Des avancées dans la guerre contre la pauvreté

Lors de son premier discours sur l’état de l’Union, en janvier 1964, Johnson avait annoncé que son administration déclarerait une guerre inconditionnelle à la pauvreté. Tout comme son prédécesseur Kennedy, Johnson avait été impressionné par la lecture du livre de Michael Harrington, The Other America, qui affirmait qu’au sein de la prospère Amérique de l’après-guerre, 25% des Américains vivaient dans la pauvreté. Lui-même issu d’un milieu modeste, le président était particulièrement sensible à cet enjeu. Son administration mit en place l’Office of Economic Opportunity, qui fut responsable de la gestion de la plupart des programmes de lutte contre la pauvreté. Plus significatif encore, c’est sous Johnson que furent créés les programmes Medicaid (assurance-maladie pour les plus démunis) et Medicare (assurance-maladie pour les aînés), deux programmes toujours en vigueur aujourd’hui et auxquels la plupart des Américains demeurent attachés. Bien qu’il soit difficile de mesurer avec exactitude les effets de la guerre à la pauvreté de l’administration Johnson, il n’en demeure pas moins que le taux de pauvreté aux États-Unis est passé de 17% en 1964 à 11% en 1973.
Bien que les réformes de la Great Society constituent une victoire progressiste majeure, elles vont également renforcer la polarisation idéologique entre le Nord libéral et le Sud profond des États-Unis. Divisions qui persistent encore aujourd’hui, en témoignent les luttes partisanes au Congrès qui mènent bien souvent à l’immobilisme législatif.

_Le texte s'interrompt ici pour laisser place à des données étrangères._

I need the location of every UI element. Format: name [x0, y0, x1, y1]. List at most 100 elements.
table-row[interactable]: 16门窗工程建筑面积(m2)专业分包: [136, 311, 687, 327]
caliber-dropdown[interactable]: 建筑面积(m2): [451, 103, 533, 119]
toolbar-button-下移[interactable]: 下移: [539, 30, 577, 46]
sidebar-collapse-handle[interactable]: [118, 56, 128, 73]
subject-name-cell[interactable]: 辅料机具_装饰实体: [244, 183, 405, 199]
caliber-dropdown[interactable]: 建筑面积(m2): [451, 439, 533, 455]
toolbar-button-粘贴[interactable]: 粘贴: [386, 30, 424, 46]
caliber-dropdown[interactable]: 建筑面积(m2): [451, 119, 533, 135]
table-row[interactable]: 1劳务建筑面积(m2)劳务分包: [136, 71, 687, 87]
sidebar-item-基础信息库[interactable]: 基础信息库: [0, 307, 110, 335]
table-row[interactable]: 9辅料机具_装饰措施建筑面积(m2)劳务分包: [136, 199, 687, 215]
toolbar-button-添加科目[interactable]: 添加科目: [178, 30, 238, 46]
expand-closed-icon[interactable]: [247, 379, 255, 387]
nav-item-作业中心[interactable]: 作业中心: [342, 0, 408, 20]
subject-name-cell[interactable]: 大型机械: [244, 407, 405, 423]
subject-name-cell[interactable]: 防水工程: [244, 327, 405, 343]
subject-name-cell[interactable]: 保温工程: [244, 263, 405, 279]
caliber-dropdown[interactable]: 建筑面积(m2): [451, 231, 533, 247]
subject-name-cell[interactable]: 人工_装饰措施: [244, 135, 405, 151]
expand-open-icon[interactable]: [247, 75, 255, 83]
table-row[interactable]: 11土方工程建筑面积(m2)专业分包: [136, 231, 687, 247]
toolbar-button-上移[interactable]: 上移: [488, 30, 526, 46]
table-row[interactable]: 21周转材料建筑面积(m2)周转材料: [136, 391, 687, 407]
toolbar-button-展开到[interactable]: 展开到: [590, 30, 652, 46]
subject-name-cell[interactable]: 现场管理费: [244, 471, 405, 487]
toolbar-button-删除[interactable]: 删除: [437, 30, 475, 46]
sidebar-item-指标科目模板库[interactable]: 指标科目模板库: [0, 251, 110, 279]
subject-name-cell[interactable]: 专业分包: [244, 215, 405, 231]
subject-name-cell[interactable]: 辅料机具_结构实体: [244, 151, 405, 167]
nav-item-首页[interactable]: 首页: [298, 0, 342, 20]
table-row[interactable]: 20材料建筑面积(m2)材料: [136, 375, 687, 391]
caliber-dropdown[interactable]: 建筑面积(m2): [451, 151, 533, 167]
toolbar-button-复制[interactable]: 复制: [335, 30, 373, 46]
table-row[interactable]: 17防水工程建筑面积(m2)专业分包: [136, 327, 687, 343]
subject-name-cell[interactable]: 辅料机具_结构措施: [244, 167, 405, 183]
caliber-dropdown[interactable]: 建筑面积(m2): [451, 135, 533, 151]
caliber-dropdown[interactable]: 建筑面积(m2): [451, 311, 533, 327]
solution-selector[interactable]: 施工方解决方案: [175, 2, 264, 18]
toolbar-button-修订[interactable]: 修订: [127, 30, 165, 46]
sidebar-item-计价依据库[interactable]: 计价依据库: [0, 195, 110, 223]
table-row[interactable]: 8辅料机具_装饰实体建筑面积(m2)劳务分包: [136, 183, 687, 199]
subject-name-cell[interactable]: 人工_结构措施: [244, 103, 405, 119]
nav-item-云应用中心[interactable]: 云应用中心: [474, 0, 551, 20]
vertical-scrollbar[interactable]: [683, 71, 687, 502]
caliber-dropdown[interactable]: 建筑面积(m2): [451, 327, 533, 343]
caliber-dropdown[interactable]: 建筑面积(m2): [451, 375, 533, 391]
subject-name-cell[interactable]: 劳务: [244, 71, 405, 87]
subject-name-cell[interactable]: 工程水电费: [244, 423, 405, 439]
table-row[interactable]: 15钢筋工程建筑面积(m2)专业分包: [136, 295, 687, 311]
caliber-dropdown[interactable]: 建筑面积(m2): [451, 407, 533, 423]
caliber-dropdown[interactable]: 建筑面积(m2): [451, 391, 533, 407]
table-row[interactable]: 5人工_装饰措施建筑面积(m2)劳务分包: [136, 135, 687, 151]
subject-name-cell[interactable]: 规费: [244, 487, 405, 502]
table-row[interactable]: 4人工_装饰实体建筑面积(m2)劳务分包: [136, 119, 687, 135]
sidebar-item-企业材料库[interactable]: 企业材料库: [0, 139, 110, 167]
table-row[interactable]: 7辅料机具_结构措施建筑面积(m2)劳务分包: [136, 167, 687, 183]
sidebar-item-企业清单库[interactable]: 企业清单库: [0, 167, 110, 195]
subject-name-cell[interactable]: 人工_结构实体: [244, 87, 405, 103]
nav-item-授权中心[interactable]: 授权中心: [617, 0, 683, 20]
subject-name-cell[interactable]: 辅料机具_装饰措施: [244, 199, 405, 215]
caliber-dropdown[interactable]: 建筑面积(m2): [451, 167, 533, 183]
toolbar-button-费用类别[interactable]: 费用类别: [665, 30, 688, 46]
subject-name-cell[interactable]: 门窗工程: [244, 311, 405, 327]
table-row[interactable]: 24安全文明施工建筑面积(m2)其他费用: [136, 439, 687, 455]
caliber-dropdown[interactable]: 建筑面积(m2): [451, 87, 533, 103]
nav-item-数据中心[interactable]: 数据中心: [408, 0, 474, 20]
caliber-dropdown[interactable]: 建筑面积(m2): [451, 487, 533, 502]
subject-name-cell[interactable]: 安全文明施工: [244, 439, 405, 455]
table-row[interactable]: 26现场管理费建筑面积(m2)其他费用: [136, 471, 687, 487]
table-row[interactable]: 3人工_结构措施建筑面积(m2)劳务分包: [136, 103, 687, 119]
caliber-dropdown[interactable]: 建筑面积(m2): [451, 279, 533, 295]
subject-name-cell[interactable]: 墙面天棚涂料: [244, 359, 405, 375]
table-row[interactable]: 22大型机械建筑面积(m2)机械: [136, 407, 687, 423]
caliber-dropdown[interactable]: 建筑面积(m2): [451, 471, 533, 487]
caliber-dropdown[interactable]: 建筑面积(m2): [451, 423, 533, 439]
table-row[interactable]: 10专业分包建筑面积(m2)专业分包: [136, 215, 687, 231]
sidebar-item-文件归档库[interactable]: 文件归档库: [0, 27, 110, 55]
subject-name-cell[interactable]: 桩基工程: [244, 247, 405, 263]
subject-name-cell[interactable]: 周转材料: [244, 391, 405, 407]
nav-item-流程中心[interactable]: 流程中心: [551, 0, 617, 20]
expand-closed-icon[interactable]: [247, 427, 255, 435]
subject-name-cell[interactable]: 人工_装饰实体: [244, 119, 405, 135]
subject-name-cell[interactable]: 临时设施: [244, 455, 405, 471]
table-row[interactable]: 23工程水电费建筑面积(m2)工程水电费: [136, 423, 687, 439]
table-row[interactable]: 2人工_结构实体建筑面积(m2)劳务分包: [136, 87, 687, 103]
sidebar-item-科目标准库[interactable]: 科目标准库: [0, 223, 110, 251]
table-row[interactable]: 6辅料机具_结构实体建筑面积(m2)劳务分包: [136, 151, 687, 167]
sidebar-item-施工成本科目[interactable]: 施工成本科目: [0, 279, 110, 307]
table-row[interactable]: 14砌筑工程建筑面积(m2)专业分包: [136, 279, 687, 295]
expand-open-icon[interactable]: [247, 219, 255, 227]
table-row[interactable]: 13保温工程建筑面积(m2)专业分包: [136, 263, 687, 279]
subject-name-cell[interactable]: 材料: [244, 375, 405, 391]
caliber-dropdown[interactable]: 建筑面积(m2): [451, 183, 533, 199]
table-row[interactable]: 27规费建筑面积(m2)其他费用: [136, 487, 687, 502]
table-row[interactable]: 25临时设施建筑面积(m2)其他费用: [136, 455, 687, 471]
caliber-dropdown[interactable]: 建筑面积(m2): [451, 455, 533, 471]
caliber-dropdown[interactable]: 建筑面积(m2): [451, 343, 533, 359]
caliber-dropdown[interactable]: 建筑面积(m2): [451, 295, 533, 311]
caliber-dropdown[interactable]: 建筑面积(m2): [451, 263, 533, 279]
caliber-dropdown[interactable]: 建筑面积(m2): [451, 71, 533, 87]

2008-2014 : le contexte favorable n’est plus


Malgré des problématiques semblables, le contexte politique washingtonien est moins favorable à l’adoption de grandes réformes qu’il ne l’était il y a un demi-siècle. Parmi les facteurs à considérer, il importe de s’attarder aux grandes différences qu’il y a entre Johnson et Obama en ce qui concerne leurs relations avec le Congrès. Alors que Johnson était connu pour son style sans états d’âme, provocateur et décomplexé, Obama adopte une attitude plus nuancée, en quête de compromis. De plus, contrairement à Johnson qui fort de son expérience connaissait personnellement chaque élu au Capitole, Obama, élu au Sénat en 2004, soit quatre ans avant son élection à la Maison-Blanche, ne bénéficie pas de cet avantage en vue d’entamer des négociations politiques. Par ailleurs, alors que Johnson profitait d’une majorité démocrate au Congrès durant les cinq années de sa présidence, Obama a dû dès la troisième année de son mandat composer avec une Chambre des représentants à majorité républicaine, au sein de laquelle la polarisation partisane a atteint des niveaux inédits, conséquence notamment de l’influence du Tea Party. En jouant sur la peur, les conservateurs ont su convaincre les Américains que le gouvernement fédéral incarnait la perte des libertés individuelles, emblème de l’American way of life. Cette attitude est à l’opposé de celle qui présida à l’introduction des réformes de la Great Society. En somme, en l’absence d’un contexte politique favorable, il est difficile d’imaginer qu’un programme réformiste aussi audacieux que celui de la Great Society puisse trouver un écho positif dans l’Amérique d’aujourd’hui. En témoigne les luttes politiques, législatives et juridiques que continue de susciter la réforme de l’assurance santé plus connue sous le nom d’Obamacare.